The lawyer notes that Brazil should promote more changes in the network of treaties due to the intention of becoming a member of the OECD and also to the BEPS 2.0, a new phase of discussions of the BEPS project.

“BEPS 2.0 has two pillars. The first is about how to tax the digital economy, especially the big techs, and the second is about the 15% minimum, i.e., no company will have an income tax burden higher than 15%,” he comments.

JCP AND THE RIGHT TO BENEFITS

According to Georgios Theodoros Anastassiadis, partner at Gaia Silva Gaede’s tax practice, the changes related to JCP and to who can be contemplated by the benefits of the treaty seek to curb tax evasion through aggressive tax planning.

In the case of JCP, according to him, by making it clear that it is about interest, the treaties seek to avoid a situation of double no-taxation, i.e., that the amounts escape taxation in Brazil and abroad.

“Brazil considers interest and deducts it [from the IRPJ calculation basis], but abroad, dividends were considered dividends and did not pay [tax] either. The parent company that invests in the Brazilian subsidiary and receives JCP could treat it as a dividend, but, with the treaty, it must also treat it as interest. [The other country] is bound, the treaty is a law for both countries,” he observes.

Marcos Matsunaga makes a similar assessment. “The JCP deals with what people call hybrid instruments. It would be that figure in which one country treats it in one way and another in another. Brazil treats it as interest, and many countries treat it as dividends. It could lead to double non-taxation, most of the time, and eventually double taxation,” he says.

In the case of the definition of who is entitled to the benefits foreseen in the treaty, with the possibility of excluding companies if it is concluded that a certain arrangement or transaction has the objective of taking advantage of the tax benefit, Georgios Anastassiadis says it is a compliance instrument.
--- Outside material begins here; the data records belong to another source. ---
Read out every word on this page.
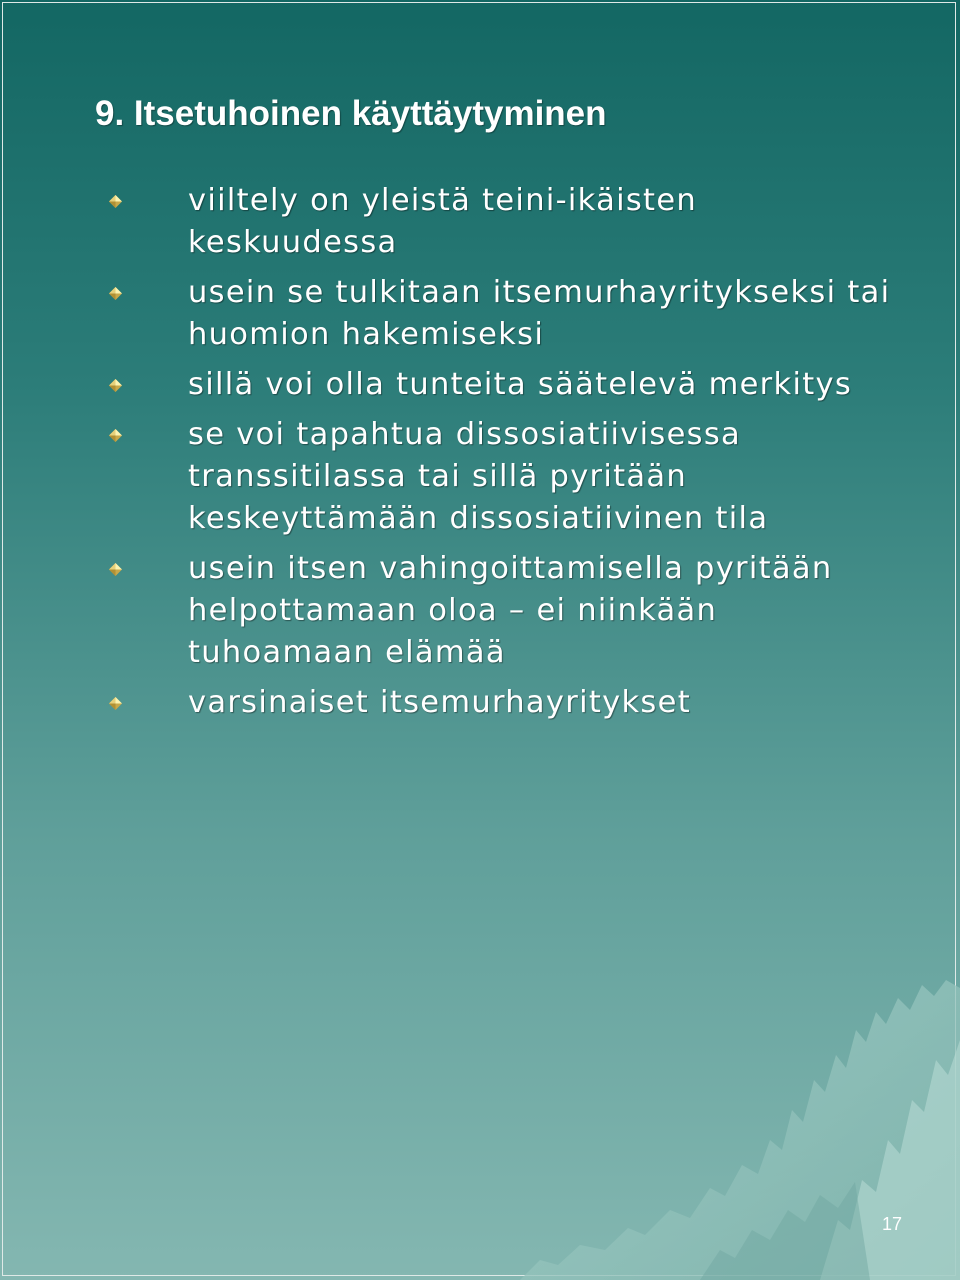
9. Itsetuhoinen käyttäytyminen
viiltely on yleistä teini-ikäisten keskuudessa
usein se tulkitaan itsemurhayritykseksi tai huomion hakemiseksi
sillä voi olla tunteita säätelevä merkitys
se voi tapahtua dissosiatiivisessa transsitilassa tai sillä pyritään keskeyttämään dissosiatiivinen tila
usein itsen vahingoittamisella pyritään helpottamaan oloa – ei niinkään tuhoamaan elämää
varsinaiset itsemurhayritykset
17
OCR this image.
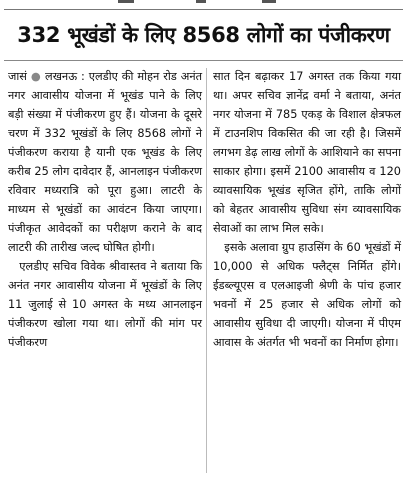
332 भूखंडों के लिए 8568 लोगों का पंजीकरण

जासं ● लखनऊ : एलडीए की मोहन रोड अनंत नगर आवासीय योजना में भूखंड पाने के लिए बड़ी संख्या में पंजीकरण हुए हैं। योजना के दूसरे चरण में 332 भूखंडों के लिए 8568 लोगों ने पंजीकरण कराया है यानी एक भूखंड के लिए करीब 25 लोग दावेदार हैं, आनलाइन पंजीकरण रविवार मध्यरात्रि को पूरा हुआ। लाटरी के माध्यम से भूखंडों का आवंटन किया जाएगा। पंजीकृत आवेदकों का परीक्षण कराने के बाद लाटरी की तारीख जल्द घोषित होगी।

एलडीए सचिव विवेक श्रीवास्तव ने बताया कि अनंत नगर आवासीय योजना में भूखंडों के लिए 11 जुलाई से 10 अगस्त के मध्य आनलाइन पंजीकरण खोला गया था। लोगों की मांग पर पंजीकरण

सात दिन बढ़ाकर 17 अगस्त तक किया गया था। अपर सचिव ज्ञानेंद्र वर्मा ने बताया, अनंत नगर योजना में 785 एकड़ के विशाल क्षेत्रफल में टाउनशिप विकसित की जा रही है। जिसमें लगभग डेढ़ लाख लोगों के आशियाने का सपना साकार होगा। इसमें 2100 आवासीय व 120 व्यावसायिक भूखंड सृजित होंगे, ताकि लोगों को बेहतर आवासीय सुविधा संग व्यावसायिक सेवाओं का लाभ मिल सके।

इसके अलावा ग्रुप हाउसिंग के 60 भूखंडों में 10,000 से अधिक फ्लैट्स निर्मित होंगे। ईडब्ल्यूएस व एलआइजी श्रेणी के पांच हजार भवनों में 25 हजार से अधिक लोगों को आवासीय सुविधा दी जाएगी। योजना में पीएम आवास के अंतर्गत भी भवनों का निर्माण होगा।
“It’s telling who is entitled to the benefit so that no one can irregularly use the treaty,” he comments.

Daniel Clarke says that the change brings Brazil closer to the BEPS requirements. “It is a benefit limitation clause. It gives a margin of discretion for the tax authority to analyze and conclude if the transaction was only done to benefit from a particular treaty article. It conforms to the minimum BEPS rules. Brazil fits into a less distorted international investment environment.”

TECHNICAL SERVICES

The specialists also point out that the definition of what would fall under the category of technical services, present in the new treaties, seeks to end the dispute between the tax authorities and taxpayers over which expenses would be deductible from company profits, whose taxation is regulated in article 7 of the international treaties.

Thus, in practice, the definition is unfavorable to taxpayers, who argue over the taxation of technical services in the courts and the Administrative Council of Tax Appeals (Carf).

Daniel Clarke notes that the inclusion of a specific provision on the taxation of technical services is in line with article 12-A of the UN Model Convention on international treaties to avoid double taxation.

According to the lawyer, the definition incorporated into the treaties aligns with the Internal Revenue Service’s understanding of the subject.

“It is a broad definition, which covers any payment for services of a managerial, technical, and consulting nature. We do not have a definition of what technical services are in law. The taxpayers sustain that, if the treaty does not say what technical service is, even if there is an equation [of the services] to royalties, there should only be taxation if there is a transfer of technology,” he says.

Georgios Anastassiadis, of Gaia Silva Gaede, also considers the definition broad. “In the old [treaties], there was a protocol equating technical services to royalties. The newer ones are bringing this article 13, saying that when a country pays for technical service, it can withhold in Brazil up to the limit of 10% [referring to income tax]. The Brazilian tax rate is 15%. Practically every service you pay for will fall under this article 13,” he says.